2、 In order to ensure the seriousness and normal order of the meeting and effectively safeguard the legitimate rights and interests of shareholders, shareholders and shareholders’ agents attending the meeting must go through the registration formalities at the meeting site 30 minutes before the meeting, and please show the securities account card, identity documents or copies of enterprise business license (with official seal), power of attorney, etc, Attend the meeting after verification. After the meeting starts, the registration of the meeting shall be terminated.

3、 The meeting deliberated and voted on proposals in the order listed in the meeting notice.

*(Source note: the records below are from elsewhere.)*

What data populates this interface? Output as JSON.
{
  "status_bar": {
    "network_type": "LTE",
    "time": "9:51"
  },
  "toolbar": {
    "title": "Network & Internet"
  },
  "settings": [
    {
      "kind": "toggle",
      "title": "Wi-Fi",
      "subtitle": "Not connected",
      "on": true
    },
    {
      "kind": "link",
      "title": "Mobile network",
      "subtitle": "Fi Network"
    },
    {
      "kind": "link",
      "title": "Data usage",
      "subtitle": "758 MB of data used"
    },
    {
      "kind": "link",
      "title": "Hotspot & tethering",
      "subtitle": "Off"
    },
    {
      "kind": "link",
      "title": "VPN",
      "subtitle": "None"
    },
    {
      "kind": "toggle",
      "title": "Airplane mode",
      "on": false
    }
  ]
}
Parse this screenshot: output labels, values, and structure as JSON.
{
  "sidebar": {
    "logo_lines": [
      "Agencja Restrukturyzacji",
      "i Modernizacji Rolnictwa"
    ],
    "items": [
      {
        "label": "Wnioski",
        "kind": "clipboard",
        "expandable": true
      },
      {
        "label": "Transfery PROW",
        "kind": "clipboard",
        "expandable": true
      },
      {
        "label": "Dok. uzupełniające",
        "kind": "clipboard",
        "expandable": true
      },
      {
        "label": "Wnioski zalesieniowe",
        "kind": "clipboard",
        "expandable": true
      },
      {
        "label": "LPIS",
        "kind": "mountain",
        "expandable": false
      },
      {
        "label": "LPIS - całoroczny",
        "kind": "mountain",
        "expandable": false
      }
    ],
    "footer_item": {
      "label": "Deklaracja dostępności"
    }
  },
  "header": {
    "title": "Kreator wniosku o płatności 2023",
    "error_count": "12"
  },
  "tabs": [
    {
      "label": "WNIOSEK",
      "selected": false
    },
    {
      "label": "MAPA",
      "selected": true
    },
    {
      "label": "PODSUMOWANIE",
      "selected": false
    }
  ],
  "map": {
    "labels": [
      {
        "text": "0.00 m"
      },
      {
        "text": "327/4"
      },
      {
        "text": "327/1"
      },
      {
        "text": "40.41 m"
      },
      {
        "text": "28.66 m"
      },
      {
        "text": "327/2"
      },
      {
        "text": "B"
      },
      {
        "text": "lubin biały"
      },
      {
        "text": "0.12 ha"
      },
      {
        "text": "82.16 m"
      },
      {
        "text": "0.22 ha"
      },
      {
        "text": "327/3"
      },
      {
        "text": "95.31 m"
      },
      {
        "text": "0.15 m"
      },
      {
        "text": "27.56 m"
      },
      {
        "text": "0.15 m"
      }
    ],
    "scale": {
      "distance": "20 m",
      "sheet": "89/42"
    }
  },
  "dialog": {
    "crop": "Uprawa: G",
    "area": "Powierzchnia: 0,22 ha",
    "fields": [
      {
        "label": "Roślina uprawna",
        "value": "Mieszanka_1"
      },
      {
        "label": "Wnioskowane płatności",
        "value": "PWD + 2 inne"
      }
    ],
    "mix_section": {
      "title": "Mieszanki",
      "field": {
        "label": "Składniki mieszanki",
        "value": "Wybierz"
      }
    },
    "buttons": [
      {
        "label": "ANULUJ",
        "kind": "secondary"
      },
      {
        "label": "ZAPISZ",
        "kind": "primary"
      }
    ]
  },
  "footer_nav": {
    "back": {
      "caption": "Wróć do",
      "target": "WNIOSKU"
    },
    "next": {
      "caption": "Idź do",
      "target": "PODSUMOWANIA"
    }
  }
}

4、 Shareholders and their proxies attend the general meeting of shareholders and enjoy the right to speak, question, vote and other rights according to law. Shareholders and their agents attending the general meeting of shareholders shall earnestly perform their legal obligations, shall not infringe upon the legitimate rights and interests of the company and other shareholders and their agents, and shall not disturb the normal order of the general meeting of shareholders. 5、 Shareholders and their agents who request to speak at the on-site meeting of the general meeting of shareholders shall register with the meeting affairs group of the general meeting one day before the general meeting of shareholders. The moderator of the conference shall arrange the speeches according to the list and order provided by the conference affairs group.

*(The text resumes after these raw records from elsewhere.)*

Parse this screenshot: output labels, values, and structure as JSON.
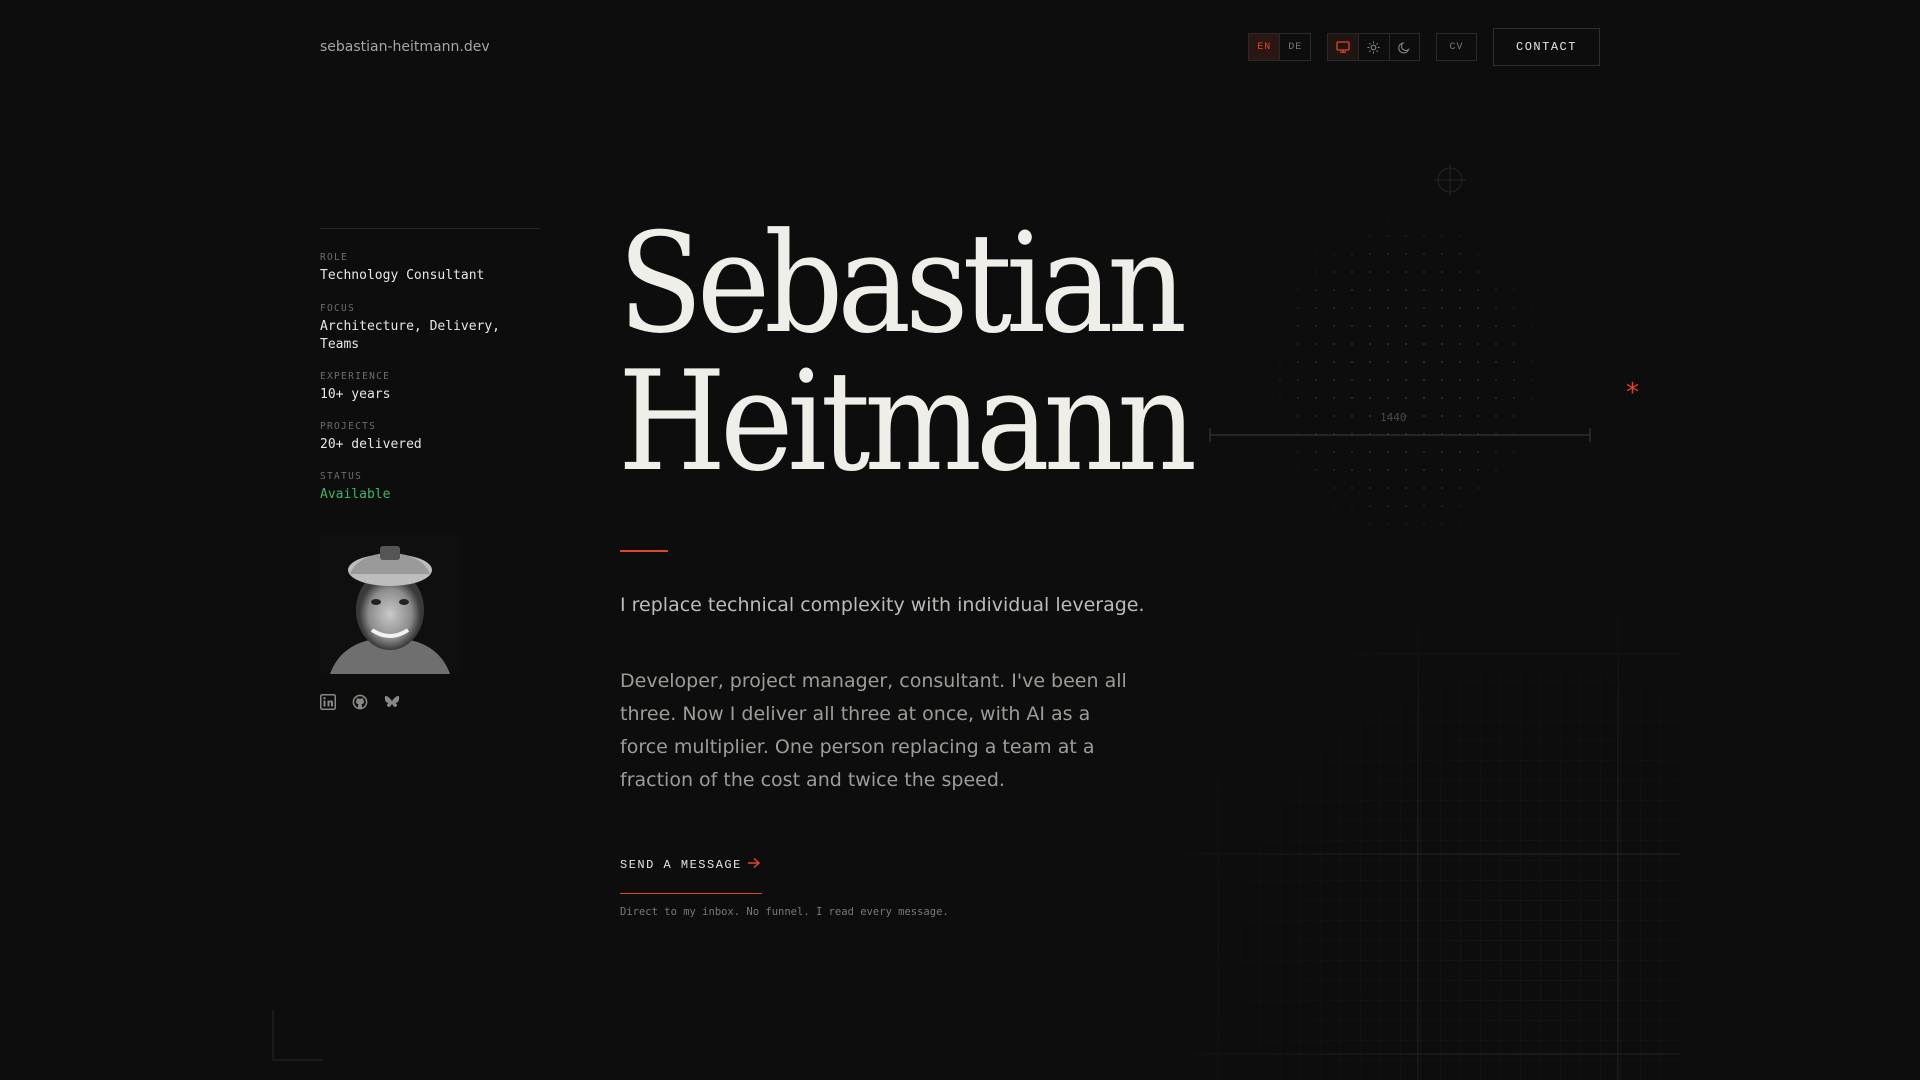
{
  "header": {
    "site_name": "sebastian-heitmann.dev",
    "lang_options": [
      "EN",
      "DE"
    ],
    "lang_active": "EN",
    "theme_options": [
      "system-theme-icon",
      "sun-icon",
      "moon-icon"
    ],
    "theme_active": "system",
    "cv_label": "CV",
    "contact_label": "CONTACT"
  },
  "sidebar": {
    "facts": [
      {
        "label": "ROLE",
        "value": "Technology Consultant"
      },
      {
        "label": "FOCUS",
        "value": "Architecture, Delivery, Teams"
      },
      {
        "label": "EXPERIENCE",
        "value": "10+ years"
      },
      {
        "label": "PROJECTS",
        "value": "20+ delivered"
      },
      {
        "label": "STATUS",
        "value": "Available"
      }
    ],
    "socials": [
      "linkedin-icon",
      "github-icon",
      "bluesky-icon"
    ]
  },
  "hero": {
    "name_line1": "Sebastian",
    "name_line2": "Heitmann",
    "tagline": "I replace technical complexity with individual leverage.",
    "bio": "Developer, project manager, consultant. I've been all three. Now I deliver all three at once, with AI as a force multiplier. One person replacing a team at a fraction of the cost and twice the speed.",
    "cta_label": "SEND A MESSAGE",
    "cta_note": "Direct to my inbox. No funnel. I read every message."
  },
  "decor": {
    "ruler_label": "1440",
    "star": "*"
  },
  "colors": {
    "background": "#0d0d0d",
    "accent": "#e0462b",
    "status_green": "#3fb567",
    "text": "#e8e6e1"
  }
}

Shareholders and shareholders’ agents who ask questions on site shall raise their hands according to the agenda of the meeting, and can ask questions only with the permission of the chairman of the meeting. When more than one shareholder and shareholder’s agent ask questions at the same time, those who raise their hands first ask questions first; When the order cannot be determined, the host shall designate the questioner.

During the meeting, only shareholders and their agents are allowed to speak or ask questions. Speeches or questions should be focused on the topics of this meeting, concise and concise, and the time should not exceed 5 minutes. When speaking or asking questions, it is necessary to state the name of shareholders and the total number of shares held. Each shareholder and shareholder’s agent shall speak or ask questions no more than 2 times. 6、 When shareholders and their agents request to speak, they shall not interrupt the report of the meeting reporter or the speeches of other shareholders and their agents. When voting at the general meeting of shareholders, shareholders and their agents will no longer speak. If shareholders and their agents violate the above provisions, the chairman of the meeting has the right to refuse or stop them.

7、 The moderator may arrange directors, supervisors and senior managers of the company to answer questions raised by shareholders. The moderator or relevant personnel designated by him or her have the right to refuse to answer questions that may disclose the company’s trade secrets and / or insider information and damage the common interests of the company and shareholders.

8、 Shareholders and their proxies attending the general meeting of shareholders shall express one of the following opinions on the proposal submitted for voting: agree, oppose or abstain. Shareholders attending the meeting must sign their names on the votes. The votes that are not filled in, wrongly filled in, illegible and not cast shall be deemed as the voters’ waiver of voting rights, and the voting results of their shares shall be counted as “waiver”.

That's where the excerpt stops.